Class SubClassB extends SuperClassA {

     public void inc() {
          synchronized (this) {
               c++;
          }
     }

     public void dec() {
          super.dec();
     }
}

In this example, the "dec()" method in SubClassB calls its superclass's "dec()" method which performs a lock to a "this" object that I suppose to be "SuperClassA.this". If the locked object in SubClassB's "inc()" method is not exactly the same as the locked object in SubClassB's "dec()" method, then I am wondering the inherited counter "c" in SubClassB may NOT be safely accessed by different threads.

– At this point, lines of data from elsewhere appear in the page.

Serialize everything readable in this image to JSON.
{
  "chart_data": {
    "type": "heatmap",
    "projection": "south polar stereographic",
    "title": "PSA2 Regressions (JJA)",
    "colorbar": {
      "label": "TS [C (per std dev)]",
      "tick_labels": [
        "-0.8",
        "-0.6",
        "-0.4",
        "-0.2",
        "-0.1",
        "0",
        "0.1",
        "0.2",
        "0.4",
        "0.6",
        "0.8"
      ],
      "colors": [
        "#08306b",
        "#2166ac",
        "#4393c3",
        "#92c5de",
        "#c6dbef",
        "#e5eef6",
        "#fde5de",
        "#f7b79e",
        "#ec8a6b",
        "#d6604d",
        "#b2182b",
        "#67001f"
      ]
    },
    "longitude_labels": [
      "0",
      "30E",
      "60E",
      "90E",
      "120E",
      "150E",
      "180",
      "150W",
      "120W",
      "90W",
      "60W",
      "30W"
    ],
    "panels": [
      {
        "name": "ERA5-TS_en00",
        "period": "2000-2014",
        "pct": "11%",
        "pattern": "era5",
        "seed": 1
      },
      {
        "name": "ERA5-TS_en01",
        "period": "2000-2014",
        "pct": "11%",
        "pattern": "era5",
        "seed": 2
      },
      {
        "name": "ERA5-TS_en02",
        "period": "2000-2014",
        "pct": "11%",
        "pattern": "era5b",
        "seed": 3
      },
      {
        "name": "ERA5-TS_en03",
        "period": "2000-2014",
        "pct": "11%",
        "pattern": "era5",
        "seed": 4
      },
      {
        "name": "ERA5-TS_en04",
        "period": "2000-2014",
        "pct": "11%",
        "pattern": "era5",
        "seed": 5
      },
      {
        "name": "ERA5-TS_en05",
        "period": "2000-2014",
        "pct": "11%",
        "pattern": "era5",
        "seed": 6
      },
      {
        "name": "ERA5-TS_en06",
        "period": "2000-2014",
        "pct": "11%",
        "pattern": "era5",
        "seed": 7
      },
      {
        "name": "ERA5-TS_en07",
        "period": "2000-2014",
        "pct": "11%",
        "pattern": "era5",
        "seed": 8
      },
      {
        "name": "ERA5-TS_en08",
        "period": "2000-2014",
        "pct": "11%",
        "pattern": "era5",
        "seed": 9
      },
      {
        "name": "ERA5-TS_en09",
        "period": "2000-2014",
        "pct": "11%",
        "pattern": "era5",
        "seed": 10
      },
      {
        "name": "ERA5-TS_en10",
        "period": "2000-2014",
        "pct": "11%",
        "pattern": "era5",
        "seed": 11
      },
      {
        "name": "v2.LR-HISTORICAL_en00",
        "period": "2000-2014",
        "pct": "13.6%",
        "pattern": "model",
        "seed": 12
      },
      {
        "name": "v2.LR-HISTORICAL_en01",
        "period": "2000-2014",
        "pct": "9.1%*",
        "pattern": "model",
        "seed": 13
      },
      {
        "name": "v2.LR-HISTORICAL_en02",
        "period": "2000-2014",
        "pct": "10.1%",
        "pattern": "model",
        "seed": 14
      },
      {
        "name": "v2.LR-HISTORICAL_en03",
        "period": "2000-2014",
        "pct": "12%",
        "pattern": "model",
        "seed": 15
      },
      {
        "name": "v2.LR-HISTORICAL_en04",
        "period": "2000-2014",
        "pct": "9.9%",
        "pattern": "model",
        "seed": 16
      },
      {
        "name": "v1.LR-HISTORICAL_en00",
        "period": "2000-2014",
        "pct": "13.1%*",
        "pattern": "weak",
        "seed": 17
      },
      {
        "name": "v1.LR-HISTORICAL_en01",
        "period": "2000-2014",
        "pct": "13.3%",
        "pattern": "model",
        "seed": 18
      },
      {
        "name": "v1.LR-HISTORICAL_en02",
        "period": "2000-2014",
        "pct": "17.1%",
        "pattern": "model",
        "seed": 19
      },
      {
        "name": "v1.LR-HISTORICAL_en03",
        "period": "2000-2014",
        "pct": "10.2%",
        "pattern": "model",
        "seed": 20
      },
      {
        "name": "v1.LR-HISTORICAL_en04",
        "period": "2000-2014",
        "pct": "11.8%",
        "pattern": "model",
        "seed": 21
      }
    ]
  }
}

I feel that there is some ambiguities in using the "this" reference in synchronized blocks.

In the real life example, if I want SubClassB's counter "c" to be thread safe, do I need to add one more synchronized block in its "dec()" method, like this,

Class SubClassB extends SuperClassA {

     public void inc() {
          synchronized (this) {
               c++;
          }
     }

     public void dec() {
          synchronized (this) {
               super.dec();
          }
     }
}

But it seems that such added block is not elegant and may be redundant !

Does anyone have some ideas on these questions. Thanks in advance.

Lawrence

Answer 1

it seems to me that "(SuperClassA) this" is not equal to "this"

Wrong; synchronization is done on objects, and casting only changes the compile-time type, is has no effect on object identity.

Thus, you don't have to add an extra synchronization in the subclass.

Answer 2

Would the counter "c" be accessed thread safe ?

Yes, it's using the same lock object.

I am not sure that in the "dec()" method, is the SuperClassA cast "this" reference a valid object for the synchronized block ?

Yes.

If yes, would the two synchronized blocks lock the same "this" object ? (As it seems to me that "(SuperClassA) this" is not equal to "this")

Yes. Even if you cast the instance to something it can be casted to (even Object), it'll still refer to the same object.

[...] But it seems that such added block is not elegant and may be redundant !

It is redundant. Extra synchronization is required only if you call multiple synchronized methods and the combined effect must be atomic.

Answer 3

The code is thread-safe, because (SomeObject) this adn this are the same object. A cast doesn't transform an object into another object.

The code lacks encapsulation, though, because it lets any subclass access the protected c field in an unsynchronized way. So, any subclass might use c++ or c-- without any synchronization. The field should be private.

Answer 4

All three examples are correct as far as synchronization is concerned.

1. There's only one monitor associated with any object.
2. Casting this to a base class inside synchronized makes no difference.
3. For the same object, it doesn't matter whether synchronized(this) is invoked in the context of the derived class or the base class: the same lock is used in both cases.